Airlangga yang geram maju dan merangsek kerah baju Jovan sembari menatap lebih tajam. "Berhentilah bermain kebusukan!"
Tapi Jovan yang sebenarnya sedang dilanda ketakutan tertawa mengejek, "Kenapa kau yang bersikeras, berandalan? Apa urusan mu? Kau tidak tahu saja, dia itu tunangan ku. jangan-jangan kau menyukainya, ya?"
Tapi Airlangga sama sekali tak menggubris pertanyaan Jovan yang malah mengecoh ke hal lain.
"Kau yang memberinya obat kan?" tanya Airlangga lagi dengan kesabaran yang mulai terkikis. Ingin rasanya dia menghantam muka pria sialan ini karena selain cabul, pria ini sangat pandai berkilah.
"Jangan sembarangan kau, sopan lah sedikit, aku ini orang penting di kota ini, apa kau tidak tahu sopan santun, hah? Oh ya, aku lupa berandalan seperti mu ini pasti tidak pernah di ajari Ibumu sopan santun kan? Tidak tahu diri!"
BRUK
Airlangga langsung mendorong tubuh Jovan hingga membentur keras ke tembok karena terpancing emosi. Kini, dapat Jovan ketahui sendiri seberapa kemarahan yang kini membakar seorang Airlangga.
Airlangga menarik senjata dari balik punggungnya, ia menekankan benda itu ke kepalan Jovan yang kini mendadak pucat dengan rasa takut setengah mati.
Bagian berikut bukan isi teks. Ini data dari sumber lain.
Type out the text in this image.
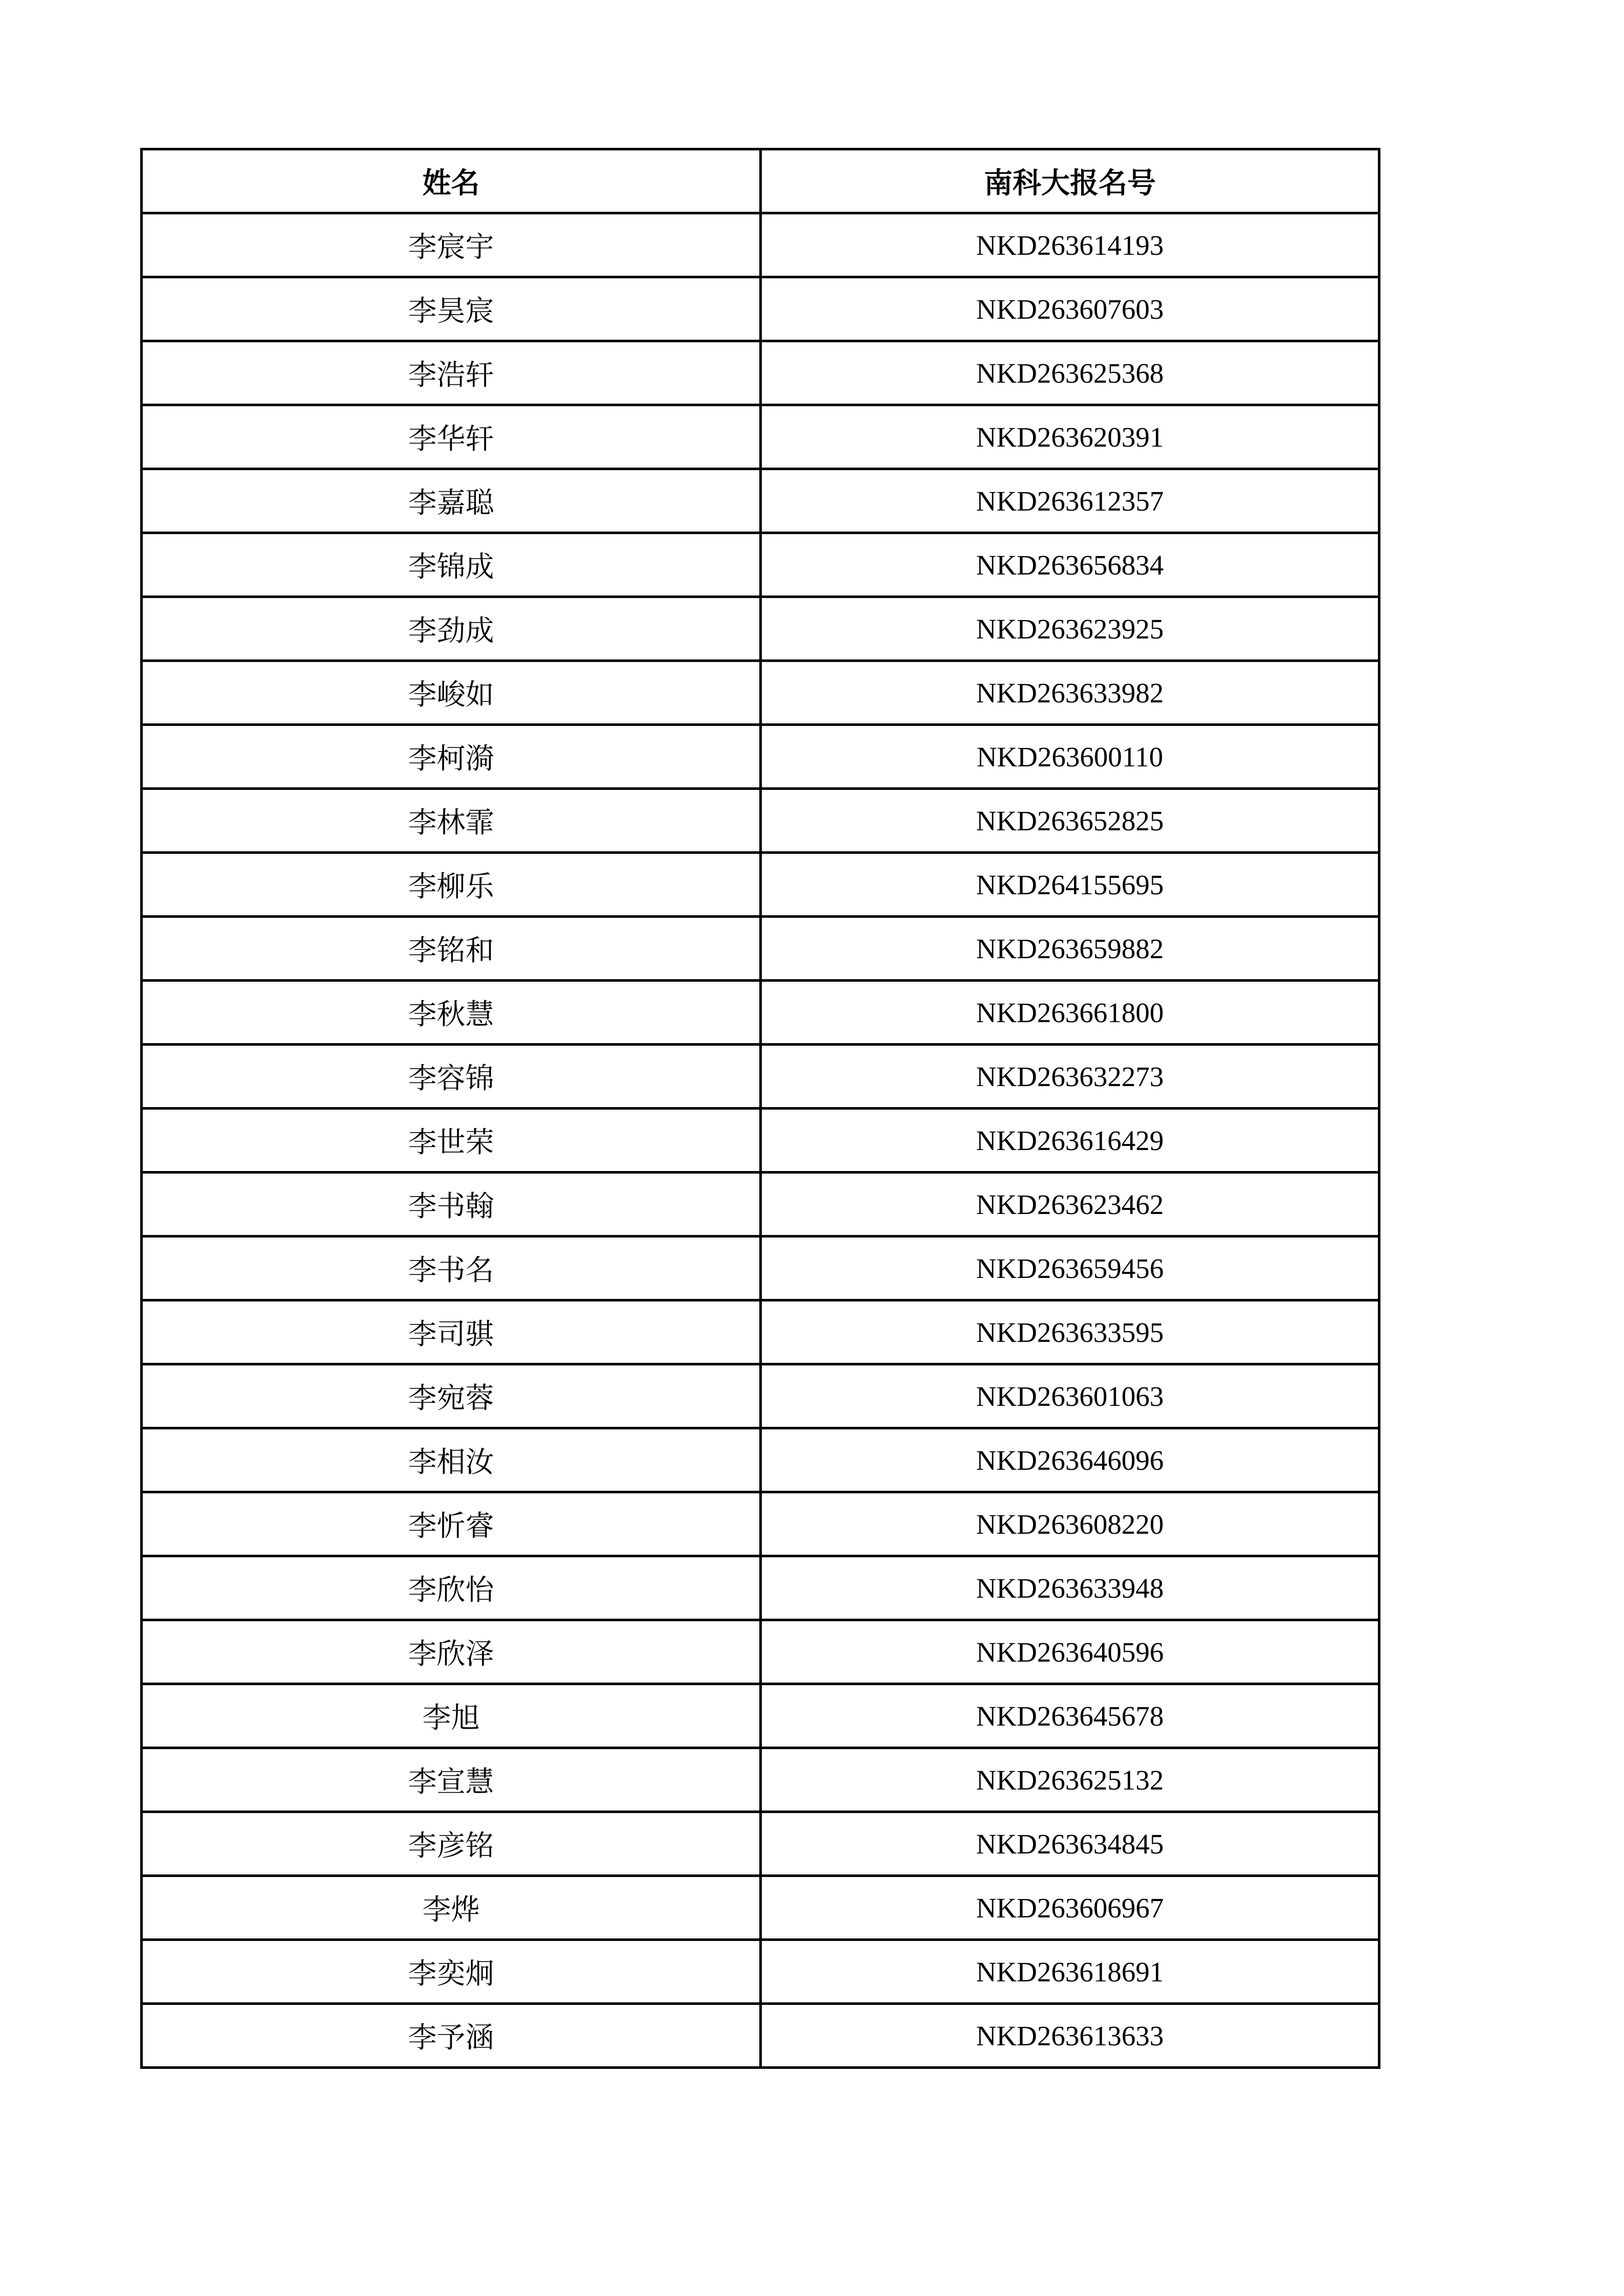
姓名	南科大报名号
李宸宇	NKD263614193
李昊宸	NKD263607603
李浩轩	NKD263625368
李华轩	NKD263620391
李嘉聪	NKD263612357
李锦成	NKD263656834
李劲成	NKD263623925
李峻如	NKD263633982
李柯漪	NKD263600110
李林霏	NKD263652825
李柳乐	NKD264155695
李铭和	NKD263659882
李秋慧	NKD263661800
李容锦	NKD263632273
李世荣	NKD263616429
李书翰	NKD263623462
李书名	NKD263659456
李司骐	NKD263633595
李宛蓉	NKD263601063
李相汝	NKD263646096
李忻睿	NKD263608220
李欣怡	NKD263633948
李欣泽	NKD263640596
李旭	NKD263645678
李宣慧	NKD263625132
李彦铭	NKD263634845
李烨	NKD263606967
李奕炯	NKD263618691
李予涵	NKD263613633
"A-apa yang kau lakukan?" mendadak gagap.
"Meledakkan kepalamu!"
"Apa kau gila?" Jovan panik dan keringat sudah semakin membasahi keningnya. Dia takut sekali dan tak menduga jika Airlangga seberbahaya ini. Pria ini juga membawa senjata kemana-mana.
"Jangan bawa-bawa orang tua. Kau pun tak lebih dari sekedar bajingan berpakaian rapi. Jaga mulut mu saat berbicara dengan ku. Kalau tidak, mulutmu ini akan ku robek!" ancam Airlangga yang tak main-main dengan perkataannya. Sedari dulu, ia selalu tak suka jika di sentil perihal orang tuanya.
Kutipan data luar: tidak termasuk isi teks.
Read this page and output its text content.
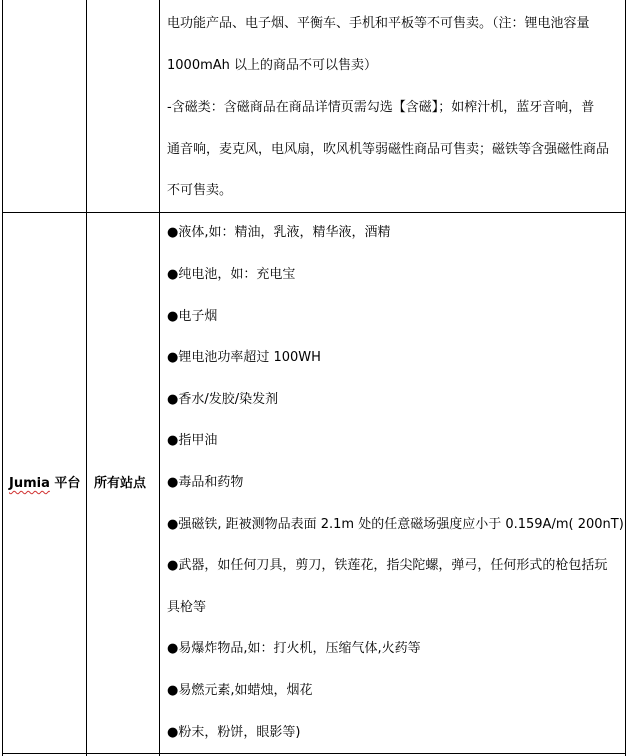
电功能产品、电子烟、平衡车、手机和平板等不可售卖。（注：锂电池容量
1000mAh 以上的商品不可以售卖）
-含磁类：含磁商品在商品详情页需勾选【含磁】；如榨汁机，蓝牙音响，普
通音响，麦克风，电风扇，吹风机等弱磁性商品可售卖；磁铁等含强磁性商品
不可售卖。
Jumia 平台 所有站点
●液体,如：精油，乳液，精华液，酒精
●纯电池，如：充电宝
●电子烟
●锂电池功率超过 100WH
●香水/发胶/染发剂
●指甲油
●毒品和药物
●强磁铁, 距被测物品表面 2.1m 处的任意磁场强度应小于 0.159A/m( 200nT)
●武器，如任何刀具，剪刀，铁莲花，指尖陀螺，弹弓，任何形式的枪包括玩
具枪等
●易爆炸物品,如：打火机，压缩气体,火药等
●易燃元素,如蜡烛，烟花
●粉末，粉饼，眼影等)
Jovan yang semakin pucat kini beringsut ke bawah dengan lutut yang terasa lemas, dan ketika Airlangga akan menempeleng muka Jovan, teriakan dari arah kanan membuatnya batal.
"Apa yang kau lakukan?"
Airlangga kontan menoleh dan ternyata itu adalah Visya. Visya seketika berlari menyongsong keduanya dengan muka khawatir.
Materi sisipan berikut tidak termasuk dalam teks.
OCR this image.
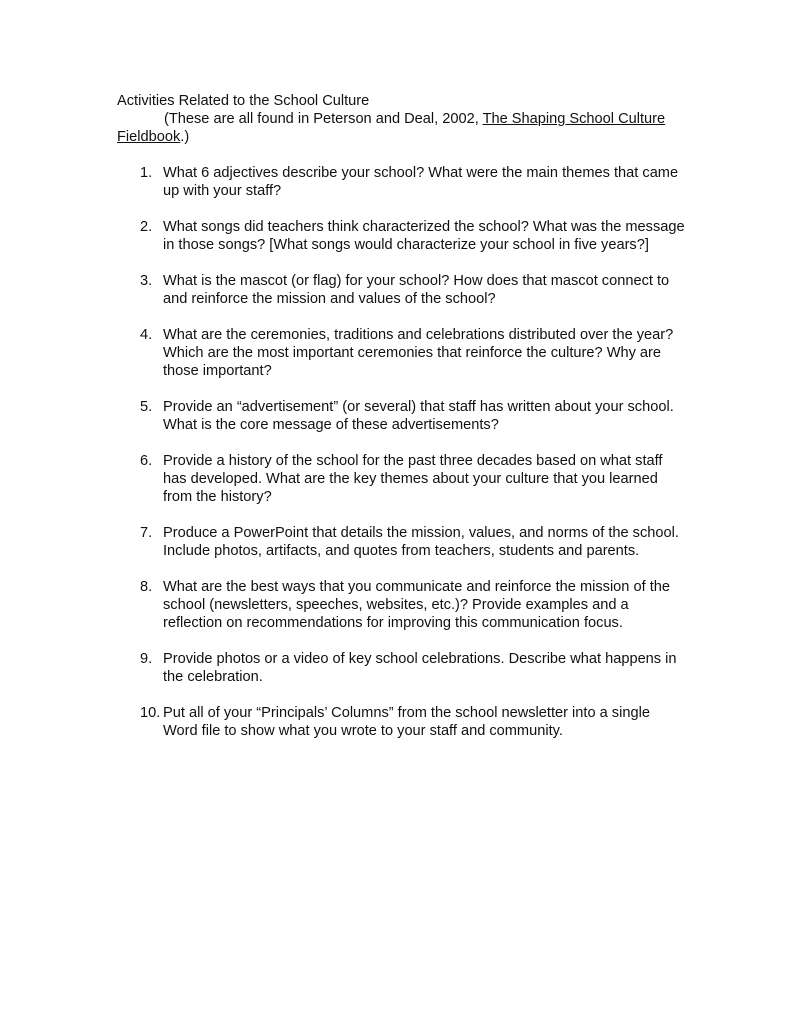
Activities Related to the School Culture

(These are all found in Peterson and Deal, 2002, The Shaping School Culture Fieldbook.)

1. What 6 adjectives describe your school? What were the main themes that came up with your staff?
2. What songs did teachers think characterized the school? What was the message in those songs? [What songs would characterize your school in five years?]
3. What is the mascot (or flag) for your school? How does that mascot connect to and reinforce the mission and values of the school?
4. What are the ceremonies, traditions and celebrations distributed over the year? Which are the most important ceremonies that reinforce the culture? Why are those important?
5. Provide an “advertisement” (or several) that staff has written about your school. What is the core message of these advertisements?
6. Provide a history of the school for the past three decades based on what staff has developed. What are the key themes about your culture that you learned from the history?
7. Produce a PowerPoint that details the mission, values, and norms of the school. Include photos, artifacts, and quotes from teachers, students and parents.
8. What are the best ways that you communicate and reinforce the mission of the school (newsletters, speeches, websites, etc.)? Provide examples and a reflection on recommendations for improving this communication focus.
9. Provide photos or a video of key school celebrations. Describe what happens in the celebration.
10. Put all of your “Principals’ Columns” from the school newsletter into a single Word file to show what you wrote to your staff and community.
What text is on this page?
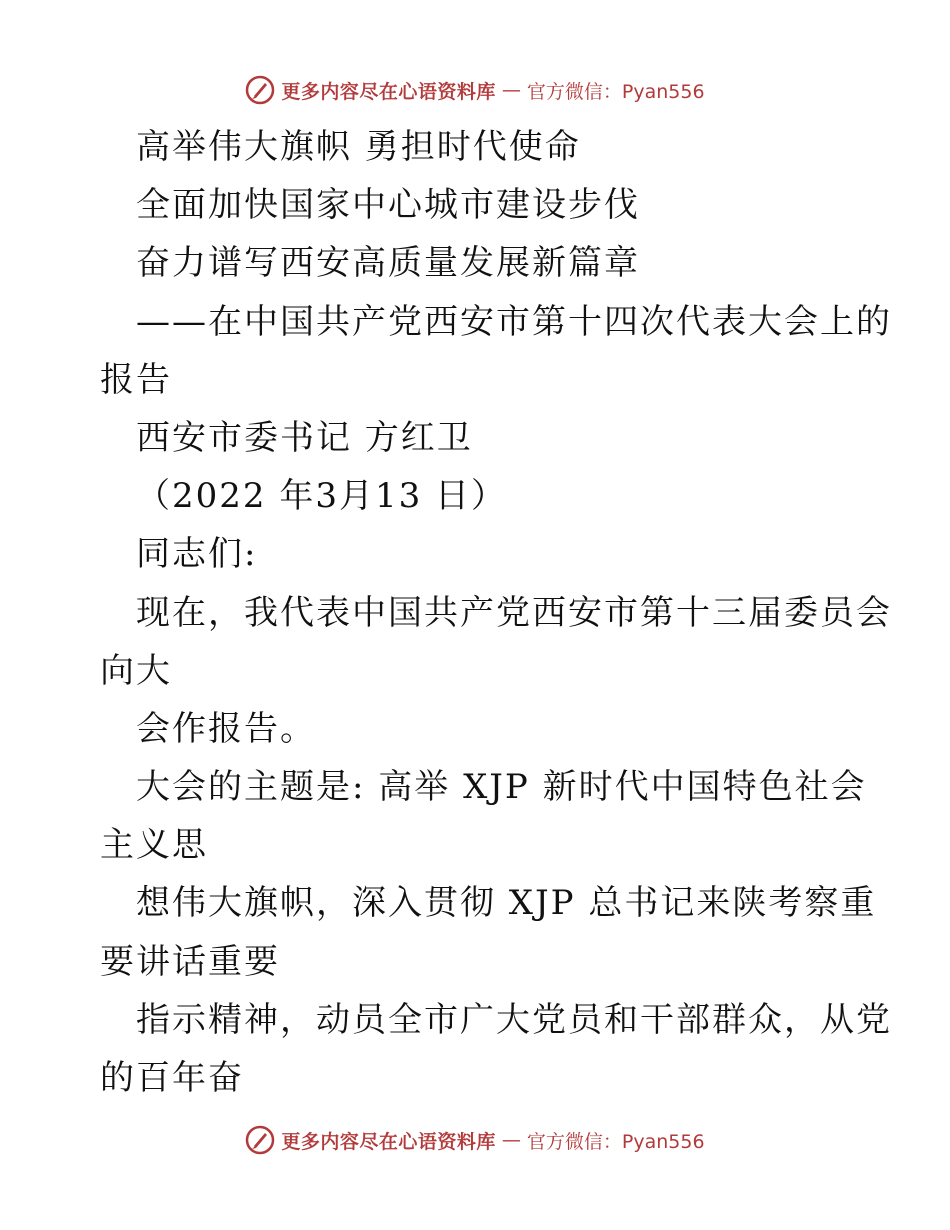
更多内容尽在心语资料库 — 官方微信：Pyan556
高举伟大旗帜 勇担时代使命
全面加快国家中心城市建设步伐
奋力谱写西安高质量发展新篇章
——在中国共产党西安市第十四次代表大会上的
报告
西安市委书记 方红卫
（2022 年3月13 日）
同志们:
现在，我代表中国共产党西安市第十三届委员会
向大
会作报告。
大会的主题是: 高举 XJP 新时代中国特色社会
主义思
想伟大旗帜，深入贯彻 XJP 总书记来陕考察重
要讲话重要
指示精神，动员全市广大党员和干部群众，从党
的百年奋
更多内容尽在心语资料库 — 官方微信：Pyan556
"Astaga, Pak Jovan, kenapa anda di bawah? Laki-laki kurang ajar, apa yang kau lakukan kepada pak Jovan?" Visya memarahi lalu mendorong Airlangga dan membuat pria itu terpaksa memundurkan langkah.
Airlangga yang malas melihat drama basi di depannya akhirnya memilih pergi dan masuk ke dalam kamarnya. Visya yang melihat Jovan ketakutan langsung membantunya bangun. Tapi bukannya mendapatkan terimakasih, ia malah di damprat Jovan.
"Kenapa kau kemari, kalau Agnia tahu bagaimana?" ucap Jovan memarahi Visya dan terlihat mengedarkan pandangan memastikannya keadaan di sekitar aman.
***
Di kamar, Airlangga membenturkan kepalanya agak keras ke dinding. Ia merasa frustasi hanya dengan di sentil seperti itu saja soal ibunya. Ia bukan orang yang berasal dari kalangan cemara seperti orang kebanyakan. Tapi tetap saja, ia juga seorang manusia yang punya perasaan.
Apalagi, ibunya saat ini sedang berada di tangan orang yang sebenarnya tidak terlalu dia percayai. Tapi keadaan yang ada menegaskan jika jelas ia belum bisa membebaskan wanita itu karena keberadaan suatu benda.
"Bugenvil. Apa yang sebenarnya di maksud wanita itu? Kenapa setiap bertemu selalu saja kata itu yang dia ucapkan!"